John F. Anderson
Biography of John F. Anderson
John F. Anderson received his medical degree at the University of Virginia and then went abroad to study bacteriology. Upon returning in 1898, he joined the Marine Hospital Service and on October 1, 1909, succeeded Milton Joseph Rosenau (1869-1946) as director of the Hygienic Laboratory at the National Institutes of Health. He was among the early scientists who made this laboratory well-known in scientific circles.
In 1903, Anderson reported the existence of «spotted fever» in the Rocky Mountains. In 1906, along with Rosenau he made valuable contributions concerning sudden death following injections of horse serum. In 1911 he did some notable research with Joseph Goldberger (1874-1929) on the transmission of measles to monkeys, providing science with an experimental animal for that disease.
We thank Grace E. Jacobs for information submitted.
- M. J. Rosenau and J. Anderson:
A study of the cause of sudden death following the injection of horse serum.

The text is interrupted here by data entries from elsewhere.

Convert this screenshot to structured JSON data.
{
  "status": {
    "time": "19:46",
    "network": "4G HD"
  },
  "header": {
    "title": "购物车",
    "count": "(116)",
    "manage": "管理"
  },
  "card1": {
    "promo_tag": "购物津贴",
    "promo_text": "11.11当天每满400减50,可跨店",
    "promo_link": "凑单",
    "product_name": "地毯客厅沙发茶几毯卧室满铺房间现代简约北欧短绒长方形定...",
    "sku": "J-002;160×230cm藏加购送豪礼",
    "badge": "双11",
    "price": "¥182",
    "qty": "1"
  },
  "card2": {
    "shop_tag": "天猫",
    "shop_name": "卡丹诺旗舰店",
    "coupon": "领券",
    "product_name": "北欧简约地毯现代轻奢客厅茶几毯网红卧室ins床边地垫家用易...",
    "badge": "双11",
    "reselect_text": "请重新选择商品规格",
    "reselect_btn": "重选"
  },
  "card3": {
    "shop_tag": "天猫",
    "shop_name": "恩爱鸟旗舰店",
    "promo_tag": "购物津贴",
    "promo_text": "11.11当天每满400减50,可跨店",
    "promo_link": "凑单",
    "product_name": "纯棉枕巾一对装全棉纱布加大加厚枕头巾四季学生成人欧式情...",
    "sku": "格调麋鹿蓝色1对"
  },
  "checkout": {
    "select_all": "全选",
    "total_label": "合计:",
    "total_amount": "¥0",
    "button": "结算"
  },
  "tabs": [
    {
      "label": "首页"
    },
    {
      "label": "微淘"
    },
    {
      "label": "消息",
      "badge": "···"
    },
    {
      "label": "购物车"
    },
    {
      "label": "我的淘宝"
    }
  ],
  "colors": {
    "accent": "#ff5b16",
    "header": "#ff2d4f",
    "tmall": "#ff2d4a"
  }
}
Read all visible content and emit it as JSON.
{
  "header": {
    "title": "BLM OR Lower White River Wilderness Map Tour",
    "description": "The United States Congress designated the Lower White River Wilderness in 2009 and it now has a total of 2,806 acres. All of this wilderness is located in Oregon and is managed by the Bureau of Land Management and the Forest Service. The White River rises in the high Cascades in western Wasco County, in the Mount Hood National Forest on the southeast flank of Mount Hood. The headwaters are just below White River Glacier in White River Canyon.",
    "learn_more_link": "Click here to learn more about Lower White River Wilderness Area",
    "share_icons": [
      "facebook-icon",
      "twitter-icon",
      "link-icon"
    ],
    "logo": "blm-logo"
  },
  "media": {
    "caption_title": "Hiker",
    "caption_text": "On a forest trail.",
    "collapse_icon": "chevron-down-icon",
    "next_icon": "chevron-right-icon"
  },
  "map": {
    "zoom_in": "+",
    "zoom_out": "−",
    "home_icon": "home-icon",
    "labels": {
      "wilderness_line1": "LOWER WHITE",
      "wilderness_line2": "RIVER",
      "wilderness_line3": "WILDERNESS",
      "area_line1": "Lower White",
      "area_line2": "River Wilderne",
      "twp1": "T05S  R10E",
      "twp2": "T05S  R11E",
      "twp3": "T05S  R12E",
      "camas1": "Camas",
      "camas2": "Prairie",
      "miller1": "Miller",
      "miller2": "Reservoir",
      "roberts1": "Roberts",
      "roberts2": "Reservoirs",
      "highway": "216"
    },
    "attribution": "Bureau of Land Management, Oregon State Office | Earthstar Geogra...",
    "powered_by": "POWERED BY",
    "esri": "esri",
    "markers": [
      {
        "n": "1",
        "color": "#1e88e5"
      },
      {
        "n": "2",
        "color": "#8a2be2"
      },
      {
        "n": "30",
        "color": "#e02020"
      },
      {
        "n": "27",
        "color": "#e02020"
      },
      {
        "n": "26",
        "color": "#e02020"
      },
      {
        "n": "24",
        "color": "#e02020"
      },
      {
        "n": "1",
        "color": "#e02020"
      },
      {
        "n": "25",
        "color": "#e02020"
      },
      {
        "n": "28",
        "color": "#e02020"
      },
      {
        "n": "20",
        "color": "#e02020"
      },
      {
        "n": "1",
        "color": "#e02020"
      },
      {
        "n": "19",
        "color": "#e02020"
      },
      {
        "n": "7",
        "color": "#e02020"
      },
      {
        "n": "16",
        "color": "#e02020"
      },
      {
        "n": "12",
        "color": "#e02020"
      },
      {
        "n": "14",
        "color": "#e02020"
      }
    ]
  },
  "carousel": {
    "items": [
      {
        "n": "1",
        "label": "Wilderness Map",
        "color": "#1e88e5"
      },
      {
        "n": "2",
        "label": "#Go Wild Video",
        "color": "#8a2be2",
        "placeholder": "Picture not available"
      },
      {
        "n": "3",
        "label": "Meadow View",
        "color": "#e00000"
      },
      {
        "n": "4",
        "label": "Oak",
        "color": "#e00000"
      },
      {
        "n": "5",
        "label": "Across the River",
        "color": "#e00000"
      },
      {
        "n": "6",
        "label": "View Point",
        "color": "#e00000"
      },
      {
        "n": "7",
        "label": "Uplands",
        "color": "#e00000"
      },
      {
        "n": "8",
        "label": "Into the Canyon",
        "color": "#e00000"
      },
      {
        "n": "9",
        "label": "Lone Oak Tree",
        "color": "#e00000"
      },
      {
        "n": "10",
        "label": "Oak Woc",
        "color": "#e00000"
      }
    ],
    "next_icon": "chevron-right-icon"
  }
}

Washington, Govt. Printing Office, 1906.
Forms Bulletin No. 29 of the Hygienic Laboratory, U. S. Marine Hospital Service. Rosenau and Anderson drew attention to the fact that animals receiving an injection of a foreign protein became sensitive to a second dose of the same protein. This reaction is similar to the anaphylaxis of Charles Robert Richet and the Theobald Smith phenomenon. See Richet’s phenomenon under Charles Robert Richet, 1850-1935, and Theobald Smith’s phenomenon, under Theobald Smith, American pathologist, 1859-1934.
- J. F. Anderson, J. Goldberger:
Experimental measles in the monkey.
Public Health Reports, Washington, 1911, 26: 847-848, 887-895.
- J. F. Anderson:
Typhus fever. Its etiology and the methods of its prevention.
Public Health Reports, Washington, 1915, 30: 1303-1311.